Ships, Lifts and Cages: A unified interpretation of symmetry in classical and quantum physics

Abstract

In this thesis, I explore the extent to which a focus on transformations and symmetry can highlight the conceptual unity of classical spacetime theories and quantum (gauge) theory, in particular general relativity (GR) and non-relativistic quantum- electromagnetism (Q-EM). In the literature, there is a general belief that because the transformations of spacetime theories act on external space, they have a different interpretation from the transformations of gauge theory, which act on internal space. By focusing both on the role of transformations within these different theories, and the possibility of interpreting the transformations actively, I show that, despite important differences, there is more conceptual unity than is often realised.

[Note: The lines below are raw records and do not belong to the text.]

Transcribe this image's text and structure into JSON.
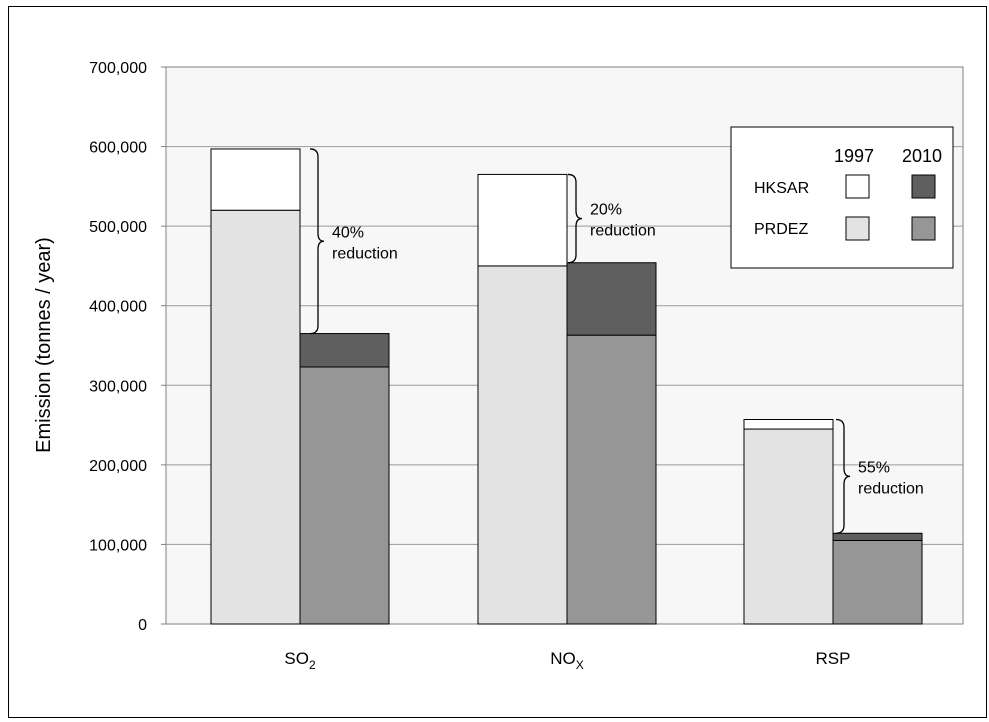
{
  "chart_data": {
    "type": "bar",
    "stacked": true,
    "ylabel": "Emission (tonnes / year)",
    "ylim": [
      0,
      700000
    ],
    "yticks": [
      0,
      100000,
      200000,
      300000,
      400000,
      500000,
      600000,
      700000
    ],
    "ytick_labels": [
      "0",
      "100,000",
      "200,000",
      "300,000",
      "400,000",
      "500,000",
      "600,000",
      "700,000"
    ],
    "grid": true,
    "categories": [
      {
        "base": "SO",
        "sub": "2"
      },
      {
        "base": "NO",
        "sub": "X"
      },
      {
        "base": "RSP",
        "sub": ""
      }
    ],
    "bars": [
      {
        "category": 0,
        "year": "1997",
        "prdez": 520000,
        "hksar": 77000
      },
      {
        "category": 0,
        "year": "2010",
        "prdez": 323000,
        "hksar": 42000
      },
      {
        "category": 1,
        "year": "1997",
        "prdez": 450000,
        "hksar": 115000
      },
      {
        "category": 1,
        "year": "2010",
        "prdez": 363000,
        "hksar": 91000
      },
      {
        "category": 2,
        "year": "1997",
        "prdez": 245000,
        "hksar": 12000
      },
      {
        "category": 2,
        "year": "2010",
        "prdez": 105000,
        "hksar": 9000
      }
    ],
    "colors": {
      "hksar_1997": "#ffffff",
      "hksar_2010": "#5f5f5f",
      "prdez_1997": "#e3e3e3",
      "prdez_2010": "#969696",
      "plot_bg": "#f7f7f7"
    },
    "legend": {
      "placement": "top-right",
      "years": [
        "1997",
        "2010"
      ],
      "rows": [
        "HKSAR",
        "PRDEZ"
      ]
    },
    "annotations": [
      {
        "category": 0,
        "line1": "40%",
        "line2": "reduction",
        "from": 597000,
        "to": 365000
      },
      {
        "category": 1,
        "line1": "20%",
        "line2": "reduction",
        "from": 565000,
        "to": 454000
      },
      {
        "category": 2,
        "line1": "55%",
        "line2": "reduction",
        "from": 257000,
        "to": 114000
      }
    ]
  }
}
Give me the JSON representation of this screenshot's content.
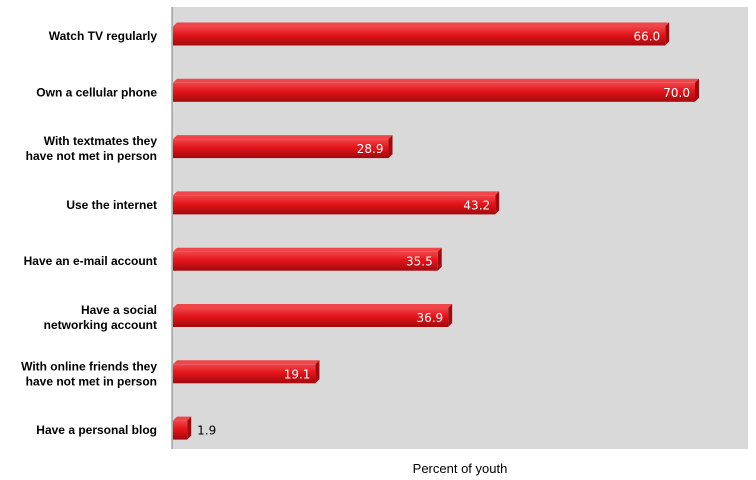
{
  "chart_data": {
    "type": "bar",
    "orientation": "horizontal",
    "categories": [
      "Watch TV regularly",
      "Own a cellular phone",
      "With textmates they have not met in person",
      "Use the internet",
      "Have an e-mail account",
      "Have a social networking account",
      "With online friends they have not met in person",
      "Have a personal blog"
    ],
    "category_lines": [
      [
        "Watch TV regularly"
      ],
      [
        "Own a cellular phone"
      ],
      [
        "With textmates they",
        "have not met in person"
      ],
      [
        "Use the internet"
      ],
      [
        "Have an e-mail account"
      ],
      [
        "Have a social",
        "networking account"
      ],
      [
        "With online friends they",
        "have not met in person"
      ],
      [
        "Have a personal blog"
      ]
    ],
    "values": [
      66.0,
      70.0,
      28.9,
      43.2,
      35.5,
      36.9,
      19.1,
      1.9
    ],
    "value_labels": [
      "66.0",
      "70.0",
      "28.9",
      "43.2",
      "35.5",
      "36.9",
      "19.1",
      "1.9"
    ],
    "title": "",
    "xlabel": "Percent of youth",
    "ylabel": "",
    "xlim": [
      0,
      78
    ],
    "grid": false,
    "legend": "none",
    "colors": {
      "bar": "#e3141a",
      "bar_dark": "#a00a0e",
      "bar_light": "#f0464a",
      "plot_background": "#d9d9d9",
      "axis": "#7f7f7f",
      "label_inside": "#ffffff",
      "label_outside": "#000000"
    }
  }
}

Specifically, I aim to answer the two following questions. 1) What role do symmetry transformations play in GR and Q-EM? I show that the equivalence principle and the gauge principle play analogous roles in GR and Q-EM respectively. This leads to an analogue of the equivalence principle in Q-EM, and the formulation of the notion of an inertial gauge. The claim that “dynamical forces restore symmetry” is demystified. 2) Is there a fundamental difference between spacetime transformations and gauge transformations? It is commonly accepted that gauge transformations, unlike spacetime transformations, cannot be interpreted actively. I show why this is mistaken by considering the action of gauge transformations on both classical and quantum systems. In the latter case, I suggest that the particular nature of quantum systems is responsible for the differences that there appear to be between active gauge transformations and active spacetime transformations.